2. The “Chouxiang Yunwei” style：
The true appearance of the subject portrayed is changed in these captivating ink-wash paintings, resulting in an unconventional image that both looks like yet does not look like the actual subject.
3. The “Wenfeng” style：
Brushwork skills suggestive of scholarliness and poetic charm embody these paintings.
4. The “Fangfa” style：
This delightful painting style is lively yet natural, producing a dynamic and fascinating effect from scattered ink.
5. The “Menglong” style：
Realism and non-realism are combined to capture the image of the subject portrayed, resulting in a seeming likeness but actual non-likeness of the subject. Brush strokes and color application produce a strong fanciful look to these paintings, a lovely, hazy look in which the real and the surreal mingle.
6. The “Xiangtong” style：
There is a rustic and childlike charm to these paintings. With the mindset of an innocent child, the artist casually wields his brush without being led by pre-conceived notions, applying a seasoned adeptness that conveys an impression of simplicity and purity.
7. The “Fanjuan style：
Numerous strokes of the brush reveal an air of scholarliness. Although a myriad of brush strokes are applied, there is no sense of disorder; rather, rather, artistic talent based on profound and extensive knowledge is expressed.

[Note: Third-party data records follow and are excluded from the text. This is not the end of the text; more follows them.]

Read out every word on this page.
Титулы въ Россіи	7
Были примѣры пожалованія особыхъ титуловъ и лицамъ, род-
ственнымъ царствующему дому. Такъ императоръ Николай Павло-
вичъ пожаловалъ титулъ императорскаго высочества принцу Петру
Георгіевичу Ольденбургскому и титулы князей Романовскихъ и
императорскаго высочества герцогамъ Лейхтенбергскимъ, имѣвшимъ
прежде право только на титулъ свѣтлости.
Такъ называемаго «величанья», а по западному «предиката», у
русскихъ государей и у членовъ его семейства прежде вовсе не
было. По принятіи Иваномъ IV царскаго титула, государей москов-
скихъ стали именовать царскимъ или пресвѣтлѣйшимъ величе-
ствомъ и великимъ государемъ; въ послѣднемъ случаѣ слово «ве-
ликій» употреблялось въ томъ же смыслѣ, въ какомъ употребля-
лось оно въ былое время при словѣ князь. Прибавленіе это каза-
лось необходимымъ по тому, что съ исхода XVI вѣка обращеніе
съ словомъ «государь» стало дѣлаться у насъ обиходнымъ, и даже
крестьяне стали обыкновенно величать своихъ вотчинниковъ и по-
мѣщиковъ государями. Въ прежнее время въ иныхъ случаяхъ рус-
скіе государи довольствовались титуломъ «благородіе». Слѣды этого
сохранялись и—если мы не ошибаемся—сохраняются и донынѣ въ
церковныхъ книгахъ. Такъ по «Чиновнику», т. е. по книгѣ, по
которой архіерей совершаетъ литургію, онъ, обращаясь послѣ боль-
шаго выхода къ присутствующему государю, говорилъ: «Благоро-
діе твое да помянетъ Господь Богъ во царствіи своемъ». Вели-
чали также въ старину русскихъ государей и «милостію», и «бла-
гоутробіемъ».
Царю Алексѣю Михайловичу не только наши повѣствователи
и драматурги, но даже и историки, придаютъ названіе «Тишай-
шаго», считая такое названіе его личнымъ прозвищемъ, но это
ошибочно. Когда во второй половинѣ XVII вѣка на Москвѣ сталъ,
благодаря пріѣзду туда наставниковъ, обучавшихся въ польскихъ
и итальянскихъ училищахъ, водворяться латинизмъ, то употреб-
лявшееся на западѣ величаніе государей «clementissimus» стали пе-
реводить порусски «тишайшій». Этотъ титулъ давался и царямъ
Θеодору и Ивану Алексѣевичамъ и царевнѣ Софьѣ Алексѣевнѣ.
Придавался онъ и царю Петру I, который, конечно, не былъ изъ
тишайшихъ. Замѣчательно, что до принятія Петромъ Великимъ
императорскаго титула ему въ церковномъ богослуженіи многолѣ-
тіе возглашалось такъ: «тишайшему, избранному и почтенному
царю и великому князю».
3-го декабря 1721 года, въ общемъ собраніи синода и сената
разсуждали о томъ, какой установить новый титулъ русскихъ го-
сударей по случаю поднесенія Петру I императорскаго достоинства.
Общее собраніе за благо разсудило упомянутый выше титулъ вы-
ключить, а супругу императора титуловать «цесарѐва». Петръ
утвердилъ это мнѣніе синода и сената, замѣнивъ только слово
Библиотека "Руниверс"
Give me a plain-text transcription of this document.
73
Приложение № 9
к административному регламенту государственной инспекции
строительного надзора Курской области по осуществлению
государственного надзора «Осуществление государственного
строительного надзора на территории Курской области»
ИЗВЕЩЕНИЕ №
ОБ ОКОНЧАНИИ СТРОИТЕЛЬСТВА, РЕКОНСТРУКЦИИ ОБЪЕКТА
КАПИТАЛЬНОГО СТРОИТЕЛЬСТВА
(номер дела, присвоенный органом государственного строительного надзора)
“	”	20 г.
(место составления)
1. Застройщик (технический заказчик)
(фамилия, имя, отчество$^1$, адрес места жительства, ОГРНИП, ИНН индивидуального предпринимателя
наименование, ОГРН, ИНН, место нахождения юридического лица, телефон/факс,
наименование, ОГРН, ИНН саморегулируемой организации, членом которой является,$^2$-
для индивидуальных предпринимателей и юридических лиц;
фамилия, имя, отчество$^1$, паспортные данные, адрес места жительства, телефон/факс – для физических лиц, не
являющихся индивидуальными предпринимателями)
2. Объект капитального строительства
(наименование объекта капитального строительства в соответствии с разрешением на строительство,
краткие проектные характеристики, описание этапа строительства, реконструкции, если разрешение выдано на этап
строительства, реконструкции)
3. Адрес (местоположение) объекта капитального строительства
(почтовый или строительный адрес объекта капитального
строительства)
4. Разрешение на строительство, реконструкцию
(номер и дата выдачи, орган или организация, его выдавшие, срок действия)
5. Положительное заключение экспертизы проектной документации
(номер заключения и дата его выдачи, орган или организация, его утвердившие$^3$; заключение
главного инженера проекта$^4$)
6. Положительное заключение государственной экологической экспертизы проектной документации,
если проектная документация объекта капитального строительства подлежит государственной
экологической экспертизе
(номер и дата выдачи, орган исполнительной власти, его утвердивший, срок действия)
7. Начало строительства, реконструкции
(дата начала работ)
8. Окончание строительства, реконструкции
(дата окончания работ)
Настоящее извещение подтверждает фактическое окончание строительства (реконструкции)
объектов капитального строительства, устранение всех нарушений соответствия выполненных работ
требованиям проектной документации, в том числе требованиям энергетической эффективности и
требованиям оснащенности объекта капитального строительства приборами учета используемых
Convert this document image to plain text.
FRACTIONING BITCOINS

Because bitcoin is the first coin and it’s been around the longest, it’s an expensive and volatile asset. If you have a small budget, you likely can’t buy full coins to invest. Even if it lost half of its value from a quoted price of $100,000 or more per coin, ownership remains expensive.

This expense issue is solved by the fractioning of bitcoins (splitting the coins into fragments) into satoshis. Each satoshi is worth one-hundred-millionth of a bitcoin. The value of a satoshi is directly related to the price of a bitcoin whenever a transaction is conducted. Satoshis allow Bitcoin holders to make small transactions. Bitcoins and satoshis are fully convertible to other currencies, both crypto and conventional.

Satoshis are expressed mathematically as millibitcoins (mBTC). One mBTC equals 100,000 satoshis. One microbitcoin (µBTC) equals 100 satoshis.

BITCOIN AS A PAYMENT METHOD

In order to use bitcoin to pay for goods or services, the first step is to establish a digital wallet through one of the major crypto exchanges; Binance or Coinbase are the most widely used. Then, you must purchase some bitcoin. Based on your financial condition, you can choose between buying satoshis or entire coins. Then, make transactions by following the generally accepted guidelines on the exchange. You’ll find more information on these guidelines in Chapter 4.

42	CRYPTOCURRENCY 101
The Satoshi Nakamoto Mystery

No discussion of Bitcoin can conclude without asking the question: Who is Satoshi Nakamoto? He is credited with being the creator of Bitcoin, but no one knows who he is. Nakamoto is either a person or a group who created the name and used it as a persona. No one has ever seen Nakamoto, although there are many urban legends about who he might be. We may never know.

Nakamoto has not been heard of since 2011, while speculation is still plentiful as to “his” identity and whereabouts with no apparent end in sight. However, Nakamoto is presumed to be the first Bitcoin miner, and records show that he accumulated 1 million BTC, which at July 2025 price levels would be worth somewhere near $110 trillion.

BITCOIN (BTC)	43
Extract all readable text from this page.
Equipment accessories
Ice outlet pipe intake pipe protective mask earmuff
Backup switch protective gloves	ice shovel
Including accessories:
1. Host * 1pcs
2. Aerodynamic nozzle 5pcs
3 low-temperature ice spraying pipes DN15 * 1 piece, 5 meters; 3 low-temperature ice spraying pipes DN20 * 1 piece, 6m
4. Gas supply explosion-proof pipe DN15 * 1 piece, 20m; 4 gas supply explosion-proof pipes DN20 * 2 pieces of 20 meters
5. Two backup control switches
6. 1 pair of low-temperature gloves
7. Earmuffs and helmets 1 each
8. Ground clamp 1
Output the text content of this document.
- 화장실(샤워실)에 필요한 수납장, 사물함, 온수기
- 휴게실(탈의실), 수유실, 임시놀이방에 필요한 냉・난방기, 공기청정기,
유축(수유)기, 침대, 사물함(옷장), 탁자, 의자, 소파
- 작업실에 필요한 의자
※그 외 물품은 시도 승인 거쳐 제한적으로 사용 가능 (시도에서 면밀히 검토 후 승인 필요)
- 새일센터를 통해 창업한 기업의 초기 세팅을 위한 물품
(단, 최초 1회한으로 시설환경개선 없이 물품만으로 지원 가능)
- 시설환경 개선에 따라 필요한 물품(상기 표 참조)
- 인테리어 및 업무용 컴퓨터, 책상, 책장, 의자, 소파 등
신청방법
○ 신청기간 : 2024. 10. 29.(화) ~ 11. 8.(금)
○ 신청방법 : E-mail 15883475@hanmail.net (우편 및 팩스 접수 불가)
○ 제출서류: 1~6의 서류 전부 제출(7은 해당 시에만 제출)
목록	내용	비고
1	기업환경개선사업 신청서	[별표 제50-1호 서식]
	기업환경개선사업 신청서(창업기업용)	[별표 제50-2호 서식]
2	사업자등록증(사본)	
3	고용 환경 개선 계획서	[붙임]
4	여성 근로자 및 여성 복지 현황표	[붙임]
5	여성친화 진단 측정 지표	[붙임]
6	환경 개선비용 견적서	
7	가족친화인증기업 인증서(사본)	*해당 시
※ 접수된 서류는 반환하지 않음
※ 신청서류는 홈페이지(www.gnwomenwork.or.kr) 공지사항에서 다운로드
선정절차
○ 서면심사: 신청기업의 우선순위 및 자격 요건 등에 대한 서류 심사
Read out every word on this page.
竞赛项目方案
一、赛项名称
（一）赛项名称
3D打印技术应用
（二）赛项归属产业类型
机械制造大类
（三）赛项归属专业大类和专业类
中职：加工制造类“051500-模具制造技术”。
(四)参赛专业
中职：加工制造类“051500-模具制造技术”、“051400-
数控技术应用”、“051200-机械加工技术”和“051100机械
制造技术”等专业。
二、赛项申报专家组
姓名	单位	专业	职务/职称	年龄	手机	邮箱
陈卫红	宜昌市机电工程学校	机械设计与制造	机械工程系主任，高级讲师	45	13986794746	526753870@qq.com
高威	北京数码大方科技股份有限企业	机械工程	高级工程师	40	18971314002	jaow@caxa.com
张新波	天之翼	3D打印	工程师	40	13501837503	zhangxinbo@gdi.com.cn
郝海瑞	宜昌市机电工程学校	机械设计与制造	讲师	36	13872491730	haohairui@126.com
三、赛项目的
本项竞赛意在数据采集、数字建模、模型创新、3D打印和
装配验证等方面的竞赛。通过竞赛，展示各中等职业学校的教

8. The “Pomo Xiantiao Xiezhen” style：
The splash-ink technique is merged with the center brush-tip technique to create realistic paintings of landscapes.
9. The “Weiyin” style：
These impressionist paintings have reached such a high level that if any small portion of the full painting were isolated, it would be an exquisite impressionist painting in and of itself. These paintings express a dreamy, illusory state, and any small part of them can be enlarged to form its own beautiful, aesthetically enjoyable painting.
10. The “Fanpu” style：
These paintings express that artistic conception of returning to original purity and simplicity. With unfettered hand and mind, the artist applies his most mature skills free of the slightest attachment and with minimal, natural strokes of the brush.
11. The “Miaoxie” style：
Subtle, fine brushwork and freehand brushwork blend into one. White lines are formed through the delicate, refined, marvelous application of ink rather than through the use of white paint. The artist produces the effect of a realistic painting with meticulous attention to detail even though He applies the freehand style.
12. The “Pomo Weiyun” style：
Although bold and vigorous hues of watery ink are used, a rich charm is evinced that is both subtle and wonderful.
13. The “Kuangxi” style：
Such paintings fuse rough and precise artistry. The roughest, most rigid, most vigorous brush strokes of the large-scale freehand style are masterfully combined with the fine, delicate brush strokes of the realistic style, resulting in elegance amid roughness.
14. The “Yousi” style：
Mostly applied in figure painting, this technique uses gossamer-like fine lines to form the contours of the subject.
15. The “Banqi” style：
Such paintings appear to be in the style of those imprinted from engraved plates, but they also manifest the flair of the brush. Deep within them is an inexhaustibly enchanting quality that is both natural and lively. They are ink-wash paintings, not paintings imprinted from engraved plates.
16. The “Thickly Piled Patches of Color” style：
Thickly applied oil colors are piled up, giving the painting a three-dimensional look with elegant, vigorous charm. The overall effect is produced through rough brushwork and a sense of surrealism.